I loved the concept of fabric pots, and bought 10 of them. After a couple of grows though, I switched back. The reason I did was that in each and every case the stalks of the plants in the fabric plant were small/wimpy. After harvest, I would remove the stalk/root system, and it was small, wispy - no large roots, just all little shoots. When I do the same thing with plastic, the root system is robust and much more developed than those from fabric. The stalk diameter is at LEAST twice as large.
As soon as I switched back, the plants again had larger, healthier stalks. Many growers online say that the fabric pots self trim the root system, and that the larger roots from plastic are bad because they tend to form circularly in the pot. Personally, I don't care if the roots are circular, or draw doodles. I like to see a healthy stalk!!

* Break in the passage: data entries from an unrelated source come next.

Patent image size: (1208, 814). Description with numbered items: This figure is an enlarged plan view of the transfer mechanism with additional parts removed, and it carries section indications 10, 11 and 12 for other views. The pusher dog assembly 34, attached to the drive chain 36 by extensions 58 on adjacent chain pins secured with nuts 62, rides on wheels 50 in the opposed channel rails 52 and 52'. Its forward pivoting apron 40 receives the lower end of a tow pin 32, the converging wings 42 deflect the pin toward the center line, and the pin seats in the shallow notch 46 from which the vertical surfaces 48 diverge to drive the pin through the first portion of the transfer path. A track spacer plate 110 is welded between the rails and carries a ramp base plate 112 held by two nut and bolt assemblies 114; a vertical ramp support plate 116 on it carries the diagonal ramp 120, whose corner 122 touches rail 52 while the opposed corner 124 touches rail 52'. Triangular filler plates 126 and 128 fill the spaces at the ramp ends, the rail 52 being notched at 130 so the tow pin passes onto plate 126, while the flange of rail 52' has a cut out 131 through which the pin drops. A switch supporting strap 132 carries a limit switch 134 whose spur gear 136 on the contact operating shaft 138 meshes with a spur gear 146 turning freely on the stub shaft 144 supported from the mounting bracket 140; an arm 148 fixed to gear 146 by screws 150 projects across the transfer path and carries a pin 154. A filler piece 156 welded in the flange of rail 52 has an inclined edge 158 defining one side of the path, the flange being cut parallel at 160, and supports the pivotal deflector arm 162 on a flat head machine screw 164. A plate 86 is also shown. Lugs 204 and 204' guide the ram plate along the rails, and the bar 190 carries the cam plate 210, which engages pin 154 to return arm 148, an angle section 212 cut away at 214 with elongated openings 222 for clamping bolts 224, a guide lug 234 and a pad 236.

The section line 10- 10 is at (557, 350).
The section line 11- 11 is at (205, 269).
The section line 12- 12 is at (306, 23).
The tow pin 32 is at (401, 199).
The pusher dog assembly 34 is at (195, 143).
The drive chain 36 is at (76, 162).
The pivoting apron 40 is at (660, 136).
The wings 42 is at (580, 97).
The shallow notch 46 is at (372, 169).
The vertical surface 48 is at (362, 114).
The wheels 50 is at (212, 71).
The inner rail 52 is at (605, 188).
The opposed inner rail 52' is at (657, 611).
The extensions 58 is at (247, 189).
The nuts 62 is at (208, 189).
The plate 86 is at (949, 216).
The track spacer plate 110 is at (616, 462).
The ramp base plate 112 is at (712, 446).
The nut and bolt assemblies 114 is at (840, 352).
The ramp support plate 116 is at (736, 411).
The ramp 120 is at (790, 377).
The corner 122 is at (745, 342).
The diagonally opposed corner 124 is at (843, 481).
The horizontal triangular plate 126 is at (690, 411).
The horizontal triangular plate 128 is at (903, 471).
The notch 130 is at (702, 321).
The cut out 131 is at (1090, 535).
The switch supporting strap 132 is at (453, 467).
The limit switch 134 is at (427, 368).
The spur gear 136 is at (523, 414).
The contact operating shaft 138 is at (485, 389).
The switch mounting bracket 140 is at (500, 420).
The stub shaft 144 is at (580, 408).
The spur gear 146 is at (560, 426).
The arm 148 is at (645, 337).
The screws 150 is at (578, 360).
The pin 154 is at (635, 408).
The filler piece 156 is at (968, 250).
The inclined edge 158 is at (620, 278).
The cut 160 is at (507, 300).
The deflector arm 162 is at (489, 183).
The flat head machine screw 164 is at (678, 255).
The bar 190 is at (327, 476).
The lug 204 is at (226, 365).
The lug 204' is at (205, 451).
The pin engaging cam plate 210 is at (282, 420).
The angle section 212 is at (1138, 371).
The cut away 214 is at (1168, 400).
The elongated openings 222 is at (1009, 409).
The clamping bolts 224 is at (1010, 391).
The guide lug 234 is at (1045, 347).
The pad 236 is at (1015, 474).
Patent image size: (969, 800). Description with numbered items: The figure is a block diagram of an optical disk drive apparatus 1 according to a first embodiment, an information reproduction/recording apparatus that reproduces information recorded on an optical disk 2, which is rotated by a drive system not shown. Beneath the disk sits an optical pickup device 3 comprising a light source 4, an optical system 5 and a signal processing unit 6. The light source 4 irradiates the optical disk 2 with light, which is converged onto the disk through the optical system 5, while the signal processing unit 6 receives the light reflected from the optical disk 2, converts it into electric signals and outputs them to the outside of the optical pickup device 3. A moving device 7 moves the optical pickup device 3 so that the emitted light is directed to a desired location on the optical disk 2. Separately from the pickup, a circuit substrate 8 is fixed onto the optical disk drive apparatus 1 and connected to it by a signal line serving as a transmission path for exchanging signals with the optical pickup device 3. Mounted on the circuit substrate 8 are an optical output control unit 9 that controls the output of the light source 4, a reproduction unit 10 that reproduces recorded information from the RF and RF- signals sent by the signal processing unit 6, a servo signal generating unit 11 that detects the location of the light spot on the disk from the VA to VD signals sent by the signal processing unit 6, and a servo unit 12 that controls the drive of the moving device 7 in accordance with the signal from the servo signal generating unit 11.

In some forum somewhere, a contributor advised to use a larger fabric pot to get the same results as a smaller plastic pot. He believed that the self trimming of fabric pots created an unusable zone that had to be accounted for. He advised using a 5 gal fabric pot to replace a 3 gal plastic. That made sense to me, and served to cement my opinion that I did not want to use fabric any more.
At this point, I am usually getting 5-7 ozs per plant, and part of that (I believe) is because I stopped using the fabric pots.
I just harvested two plants, and filled a 5 gal pail about 2/3s full with trimmed, dank buds. I used 3 gal plastic pots from Home Depot to grow in.